Early Reading Redux: Nancy Drew Mystery Stories
By Olivia Aylmer
Is it any wonder that a voraciously curious, whip-smart young woman in search of answers—no matter the dark paths they lead her down—feels like the heroine we desperately need in the constantly swirling chaos of 2018? Enter Nancy Drew: one of the first characters I encountered as a young reader who made braininess, independence, and confidence qualities to celebrate within myself, not shun.
I credit my grandmother, Marian, who, so I’ve been told, was about as precocious as they come in her youth, for passing along the secret of Nancy to me, somewhere around my ninth year. She had, wisely, kept her own childhood collection in pristine condition, and showed up at my house one day bearing an enviable selection of the earliest installments: The Secret of the Old Clock, The Hidden Staircase, and The Mystery at Lilac Inn.
Before I’d turned the first page, I fell for the titles: twisted candles and broken lockets, whispering statues and missing maps? Say no more. As a girl whose favorite way to pass a languid summer afternoon consisted of sitting at the top of my backyard slide, thumbing through borrowed library books on all things supernatural and strange, the mysterious premises alone intrigued me like few other stories thus far had.
Then there were the charmingly cinematic illustrations, surprising readers every 40 or so pages; the addictively abundant cliffhangers which, for all their on-the-noseness, managed to sweep me into mystery after mystery, well past midnight; Nancy’s snappy blue roadster, her trusted conduit to hunting down “hot clues” on weekends; the swoon-worthy descriptions of special-occasion dressing (pink sheath dresses, aqua organdy); and topping the list, the spunky self-possession with which, at the end of The Mystery of Lilac Inn, Nancy tells her friends Helen and Emily, “For the present, my steady partner is going to be mystery!” Oh, Nancy: an unabashedly proud Single Lady before the term gained cultural clout via Beyoncé-slash-Rebecca Traister.
As I’ve come to learn in recent months, I’m not alone in my appreciation of Nancy Drew, the product of a ghostwritten series more than 80 years old. (As Jan Hoffman reported in the New York Times in 2009, Nancy Pelosi, currently Minority Leader of the U.S. House of Representatives, along with U.S. Supreme Court Justice Sonia Sotomayor, Ruth Bader Ginsburg, and Gayle King all count themselves as devoted Drew Heads.)
To my delight, a serendipitous Instagram post in homage to the series earlier this year revealed just how many women (and a few good men) in my life remain enamoured by Nancy, a fearless heroine who hinted at the possibility of a feminist future before the meaning of “feminism” had even entered our consciousness.
On Friday July 30, the inaugural meeting of The Nancy Drew Society was held at (where else?) Lavender Lake in Gowanus, Brooklyn. While a thunderous downpour moved the gathering indoors, a spirited conversation about Lilac Inn and Nancy’s lasting impact in our reading lives, then and now, unfolded.
Points of discussion ranged from the personal (echoes of “I’d kill for a ride in the roadster!” to an appreciation of the phrase “titian-haired sleuth” to discussions of Nancy’s romantic life, or refreshing lack thereof) to the political (comparisons between the 1930 and 1961 edition, the former of which was drastically rewritten based on the undeniably racist undertones of certain character depictions).
We mused about the relative absence of Nancy’s inner life, paired with her perfectionist tendencies, raising questions about the shallow emotional surface level upon which her adventures unfolded.

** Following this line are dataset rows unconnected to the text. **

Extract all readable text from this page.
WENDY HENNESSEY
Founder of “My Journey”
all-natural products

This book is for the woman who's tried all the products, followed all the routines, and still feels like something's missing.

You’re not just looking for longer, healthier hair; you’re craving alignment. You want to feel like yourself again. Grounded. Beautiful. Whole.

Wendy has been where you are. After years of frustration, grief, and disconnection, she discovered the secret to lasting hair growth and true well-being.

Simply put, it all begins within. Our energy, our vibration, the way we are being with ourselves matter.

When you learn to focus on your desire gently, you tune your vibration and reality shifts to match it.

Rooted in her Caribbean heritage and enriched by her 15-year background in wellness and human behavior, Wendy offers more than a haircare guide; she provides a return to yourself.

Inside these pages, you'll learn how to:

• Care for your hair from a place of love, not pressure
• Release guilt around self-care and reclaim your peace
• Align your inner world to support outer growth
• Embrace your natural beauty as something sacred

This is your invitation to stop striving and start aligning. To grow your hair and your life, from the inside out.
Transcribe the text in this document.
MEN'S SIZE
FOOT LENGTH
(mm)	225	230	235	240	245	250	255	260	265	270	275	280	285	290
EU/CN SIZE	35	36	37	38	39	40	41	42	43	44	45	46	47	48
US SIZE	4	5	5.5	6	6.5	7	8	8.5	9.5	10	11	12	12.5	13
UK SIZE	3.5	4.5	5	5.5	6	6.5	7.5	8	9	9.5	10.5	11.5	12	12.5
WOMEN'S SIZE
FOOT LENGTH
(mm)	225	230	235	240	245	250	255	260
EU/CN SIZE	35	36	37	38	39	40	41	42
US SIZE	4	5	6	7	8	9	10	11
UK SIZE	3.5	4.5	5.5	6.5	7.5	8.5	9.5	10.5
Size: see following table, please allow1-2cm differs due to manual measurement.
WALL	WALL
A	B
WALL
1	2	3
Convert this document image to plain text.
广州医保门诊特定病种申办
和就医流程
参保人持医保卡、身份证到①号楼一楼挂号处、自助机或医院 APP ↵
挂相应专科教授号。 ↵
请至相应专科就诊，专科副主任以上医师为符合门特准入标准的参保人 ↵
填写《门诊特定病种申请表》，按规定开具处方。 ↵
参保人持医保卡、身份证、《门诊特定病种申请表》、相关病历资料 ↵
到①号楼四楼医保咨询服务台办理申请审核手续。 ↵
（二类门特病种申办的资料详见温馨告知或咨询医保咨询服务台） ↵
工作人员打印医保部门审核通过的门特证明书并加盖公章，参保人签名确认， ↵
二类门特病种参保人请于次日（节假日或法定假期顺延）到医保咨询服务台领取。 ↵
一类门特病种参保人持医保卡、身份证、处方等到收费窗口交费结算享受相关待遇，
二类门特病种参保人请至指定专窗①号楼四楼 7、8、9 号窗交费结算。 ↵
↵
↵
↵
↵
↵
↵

Someone wondered aloud about the etymological origins of “skin diving” (turns out it was quite the popular turn of phrase for something like snorkeling between the 1950s-1970s).
One woman fessed up to only making it through the first 10 pages a mere hour before the event, though she had every intention of finishing the book in subsequent subway commutes (look, all levels of Nancy fandom welcome!).
And a man in his mid-twenties recalled his mother’s well-kept collection of vintage editions, made possible by several years of babysitting money. As a young boy, he recalled feeling that the books were somehow “off-limits” and never allowed himself to dip into one, despite his curiosity, opting for the occasional Hardy Boys installment instead—an unconscious gender bias he recently absolved himself of upon devouring Lilac Inn during an otherwise tedious morning of jury duty selection.
One can only imagine such dogged commitment to the task at hand would have made Nancy proud.
Olivia Aylmer is a writer, formerly with Vanity Fair and currently at The Wing!